MIT’nin bu buluşu, arama-kurtarma çalışmalarında, görüş mesafesi olmayan tozlu ve sisli koşullarda çalışan kişilerin işlerini daha kolay bir şekilde yapmasını sağlayacak.
Aşağıdaki videoda göreceğiniz üzere kamera, duvarın arkasındaki nesneyi mükemmel bir görüntüyle sunamıyor. Yani nesnenin düşük çözünürlükteki 3D görüntüsünün basit bir yansıması gibi algılayabiliriz.
Kullanılan kamera reflektörünün genişliği bir metreden fazla, görüntü işleme süresi ise 1 saatten fazla sürüyor.
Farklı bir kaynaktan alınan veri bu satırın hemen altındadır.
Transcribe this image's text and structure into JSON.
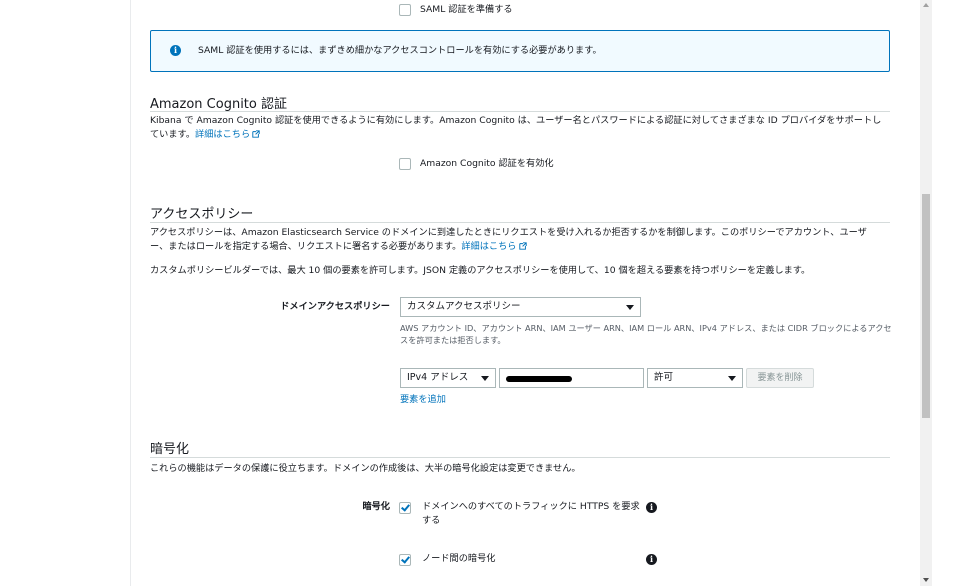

Fakat araştırmalar sonucunda resmin arka planındaki nesnenin çözünürlüklerinde bozulmalara neden olduğu saptanmış. (Örneğin 3 santimetrelik bir çizimin 5 milimetreye kadar düşmesi)
Görülebilir ışıkların dalga boyları 390 nanometreden 700 nanometreye çıkabiliyor. Fakat MIT’nin kamerasında 2,5 ila 4 santimetre arasında gözlemlenebiliyor. Bu durum, kuru duvar ya da kontrplağın arkasındaki nesnenin mikrodalga yardımıyla daha kolay görülmesini sağlıyor.